Assenti pra minha mãe sorrindo, e ficamos conversando enquanto ela fazia um macarrão de forno que a Bia tanto amava. Escutamos um barulho no portão e um carro entrando na garagem, com certeza era a Bia, e minha mãe foi correndo olhar o forno novamente pra ver se o macarrão estava pronto, escutamos vozes na sala e passos se aproximando da cozinha, como eu estava sentada de costas para a entrada da cozinha, só percebi que Bia estava ali quando nos chamou.

-Mãe, vó, chegamos

Me virei e meu coração parou, ao ver minha filha e um rapaz, alto, moreno e branquinho, ao seu lado, fiquei o olhando sem acreditar, sera que era ele? meus olhos insistiam em negar aquela imagem a minha frente, mas meu coração de mãe bateu mais forte, ele era como sempre imaginei que fosse meu filho, e o mais incrivel de tudo, é que as semelhanças dele e do homem que mais amei na vida, eram destacaveis, estava me perguntando se aquilo era mesmo real, ou se o destino estava brincando comigo e com meus sentimentos de mãe, só sai do mundo dos meus pensamentos ao perceber Bia me chamando.

-Mãe-ela me chamou e eu mal sabia como falar algo-mãe, vem aqui cumprimentar o Luan

Anda sem acreditar e estremecendo por dentro me aproximei deles.

-Mãe, esse é o Luan, e Luan essa é Clarissa minha mãe-dizia minha filha toda feliz nos apresentando
-Muito prazer em conhece-la, dona Clarissa-disse ele me estendendo a mão que parecia um pouco tremula, eu apenas olhei sua mão e rapidamente a peguei, confesso que senti algo estranho enquanto o olhava e ele apertava minha mão, e num impulso o dei um abraço, senti meu coração acelerado e o apertei com todas as minhas forças
-Muito prazer Luan-eu disse toda sorridente-você é muito lindo, se parece tanto...-eu iria dizer que ele se parecia muito com o homem que marcou minha vida 
-Mãe-Bia me interrompeu-antes que você comece, que parece que já viu ele em algum lugar, e coisa e talz, ele é o Luan Santana, se isso responde sua pergunta
-Nossa-isso me pegou totalmente de surpresa-era exatamente isso que iria falar-sorri amarelo tentando disfarçar meus pensamentos sobre ele
-Pois é-Bia riu de canto-mas bem, eu e o Lu estamos com fome vó-disse ela já querendo o almoço

Fiquei perdida em meus pensamentos olhando para Luan, e o observava a cada gesto, desde o jeito de falar, de mexer as mãos, e isso só acendia mais aquela chama de esperança dentro de mim, e bem lá no fundo algo me dizia, o que eu tanto esperei saber durante esses anos, que ele era meu filho, mas para ter a certeza maior, iria o perguntar algumas coisas, confesso que minha curiosidade era enorme para saber tudo sobre a vida daquele menino.

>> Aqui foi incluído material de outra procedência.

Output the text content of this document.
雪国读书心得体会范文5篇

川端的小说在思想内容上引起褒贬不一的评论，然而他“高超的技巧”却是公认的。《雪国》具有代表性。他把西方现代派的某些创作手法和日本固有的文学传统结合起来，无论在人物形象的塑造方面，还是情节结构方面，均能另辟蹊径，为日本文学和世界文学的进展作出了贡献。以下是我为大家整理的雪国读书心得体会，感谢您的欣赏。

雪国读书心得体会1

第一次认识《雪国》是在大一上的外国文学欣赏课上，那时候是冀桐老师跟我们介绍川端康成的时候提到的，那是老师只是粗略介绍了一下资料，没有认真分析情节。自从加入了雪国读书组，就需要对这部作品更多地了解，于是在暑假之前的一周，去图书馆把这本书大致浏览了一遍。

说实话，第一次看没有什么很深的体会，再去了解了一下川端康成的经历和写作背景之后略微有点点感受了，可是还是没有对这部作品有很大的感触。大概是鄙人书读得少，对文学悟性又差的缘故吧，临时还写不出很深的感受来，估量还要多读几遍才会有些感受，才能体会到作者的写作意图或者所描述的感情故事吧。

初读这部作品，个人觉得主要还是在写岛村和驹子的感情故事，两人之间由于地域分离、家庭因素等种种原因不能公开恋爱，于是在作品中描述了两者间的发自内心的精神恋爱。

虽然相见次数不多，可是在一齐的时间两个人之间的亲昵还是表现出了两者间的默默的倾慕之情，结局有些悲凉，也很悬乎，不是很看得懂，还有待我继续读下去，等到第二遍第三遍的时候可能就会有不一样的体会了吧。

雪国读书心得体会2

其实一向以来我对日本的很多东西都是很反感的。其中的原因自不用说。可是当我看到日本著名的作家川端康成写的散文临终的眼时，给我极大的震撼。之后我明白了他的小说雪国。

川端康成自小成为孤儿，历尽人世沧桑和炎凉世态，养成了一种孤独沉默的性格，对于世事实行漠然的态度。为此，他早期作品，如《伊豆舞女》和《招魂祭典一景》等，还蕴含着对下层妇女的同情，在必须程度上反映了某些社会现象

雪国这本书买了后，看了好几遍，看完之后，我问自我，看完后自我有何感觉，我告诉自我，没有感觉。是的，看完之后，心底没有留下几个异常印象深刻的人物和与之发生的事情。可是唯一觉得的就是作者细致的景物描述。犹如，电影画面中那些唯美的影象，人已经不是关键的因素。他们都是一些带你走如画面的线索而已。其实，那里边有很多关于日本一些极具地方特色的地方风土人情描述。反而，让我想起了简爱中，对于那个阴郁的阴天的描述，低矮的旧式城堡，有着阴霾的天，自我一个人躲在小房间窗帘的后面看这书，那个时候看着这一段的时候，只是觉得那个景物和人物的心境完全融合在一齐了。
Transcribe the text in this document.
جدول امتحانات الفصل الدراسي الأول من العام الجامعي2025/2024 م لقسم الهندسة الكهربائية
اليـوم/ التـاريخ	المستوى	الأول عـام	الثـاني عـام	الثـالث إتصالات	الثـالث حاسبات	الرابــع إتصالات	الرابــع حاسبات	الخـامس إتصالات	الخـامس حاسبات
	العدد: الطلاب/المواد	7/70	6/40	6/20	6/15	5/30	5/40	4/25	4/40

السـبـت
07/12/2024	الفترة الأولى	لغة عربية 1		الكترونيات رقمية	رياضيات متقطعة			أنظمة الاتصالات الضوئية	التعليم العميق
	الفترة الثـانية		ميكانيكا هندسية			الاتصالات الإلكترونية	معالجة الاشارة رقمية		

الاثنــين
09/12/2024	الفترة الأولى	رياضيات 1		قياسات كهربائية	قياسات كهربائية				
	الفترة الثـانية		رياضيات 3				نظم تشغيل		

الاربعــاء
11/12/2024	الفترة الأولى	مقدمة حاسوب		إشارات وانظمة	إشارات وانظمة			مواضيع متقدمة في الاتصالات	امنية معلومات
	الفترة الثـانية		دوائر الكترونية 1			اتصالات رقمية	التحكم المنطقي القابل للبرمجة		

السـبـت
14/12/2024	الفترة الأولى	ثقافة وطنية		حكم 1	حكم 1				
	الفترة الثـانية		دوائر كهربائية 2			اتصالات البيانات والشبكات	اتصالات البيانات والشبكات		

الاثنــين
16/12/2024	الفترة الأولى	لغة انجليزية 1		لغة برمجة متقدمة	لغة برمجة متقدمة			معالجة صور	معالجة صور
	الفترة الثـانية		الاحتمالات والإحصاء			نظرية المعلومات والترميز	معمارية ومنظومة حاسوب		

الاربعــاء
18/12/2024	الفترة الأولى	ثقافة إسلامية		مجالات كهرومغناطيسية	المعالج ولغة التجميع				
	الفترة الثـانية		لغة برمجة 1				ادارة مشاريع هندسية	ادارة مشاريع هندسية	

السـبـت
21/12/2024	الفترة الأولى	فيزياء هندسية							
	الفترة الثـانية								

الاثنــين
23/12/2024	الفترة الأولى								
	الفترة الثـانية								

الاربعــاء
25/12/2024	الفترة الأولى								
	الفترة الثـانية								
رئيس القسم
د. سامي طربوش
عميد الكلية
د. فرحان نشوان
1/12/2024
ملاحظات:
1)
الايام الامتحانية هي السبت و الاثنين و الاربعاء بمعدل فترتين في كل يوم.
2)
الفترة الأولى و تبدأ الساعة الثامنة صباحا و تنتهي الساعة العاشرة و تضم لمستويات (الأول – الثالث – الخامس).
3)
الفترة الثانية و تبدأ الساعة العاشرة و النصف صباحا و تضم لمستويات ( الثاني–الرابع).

-Então Luan, tem quantos anos?-o perguntei enquanto ele comia sentado ao lado de Bia
-Fiz 22 em março-ou eu estava escutando demais ou era mais uma vez o destino fazendo isso comigo, faziam 22 anos que abandonei meu filho e o mais incrivel é que tudo aconteceu no mês de março, e pra ter mais certeza ainda continuei a lhe perguntar
-Você nasceu onde?-confesso que perguntei já temendo se a resposta fosse...
-Campo Grande-e mais uma vez meu coração parou de bater e acelerou ao mesmo tempo, meu Deus sera mesmo que isso era possivel? eu que tanto procurei meu filho, ele aparecer assim do nada em minha casa
-Nós tambem somos de Campo Grande-disse minha mãe-moramos um bom tempo lá
-Então sua familia é de lá e nem pro cê me falar muié?-disse ele olhando pra Bia
-Não sabia que você era de Campo Grande Lu
-Mas você morou sempre lá em Campo Grande?-mais uma vez perguntei
-Não, já morei em varias cidades, devido o emprego do meu pai a gente vivia mudando de cidades, e isso as vezes era cansativo-ele já morou em varias cidades com os pais que o criaram, sera que isso explica o porque de eu nunca o encontrar em uma determinada cidade?
-Mas como veio parar aqui em Londrina?
-Por causa do meu trabalho, meu empresario e meu escritorio ficam aqui em Londrina, ai por isso eu tive que me mudar pra cá
-Deve ser muito bom ter um filho cantor-disse pensando alto e Luan apenas sorriu pra mim, talvez ele não entendesse nada, e achasse normal essas perguntas um tanto que simples, mas pra mim, eram as respostas, das buscas de uma vida toda que eu sempre procurei

Minha mãe tambem o perguntava algumas coisas, e eu mais o observava, ele era como eu sempre imaginei que meu filho fosse, e vendo ele ali, e Bia ao seu lado, sentia uma alegria enorme, ver meus dois filhos lado a lado, sendo amigos, e se ele realmente for meu filho, vou ser grata a Deus todos os dias por finalmente encontrar a parte de mim que ainda estava perdida. Eles acabaram de comer e ficaram um pouco em silêncio, eu ainda perguntei se ele queria comer mais, mas ele estava todo timido e negou, mas elogiou a comida de minha mãe. Minutos depois, ele enfim quebra o silêncio, com uma voz meia que de nervosismo.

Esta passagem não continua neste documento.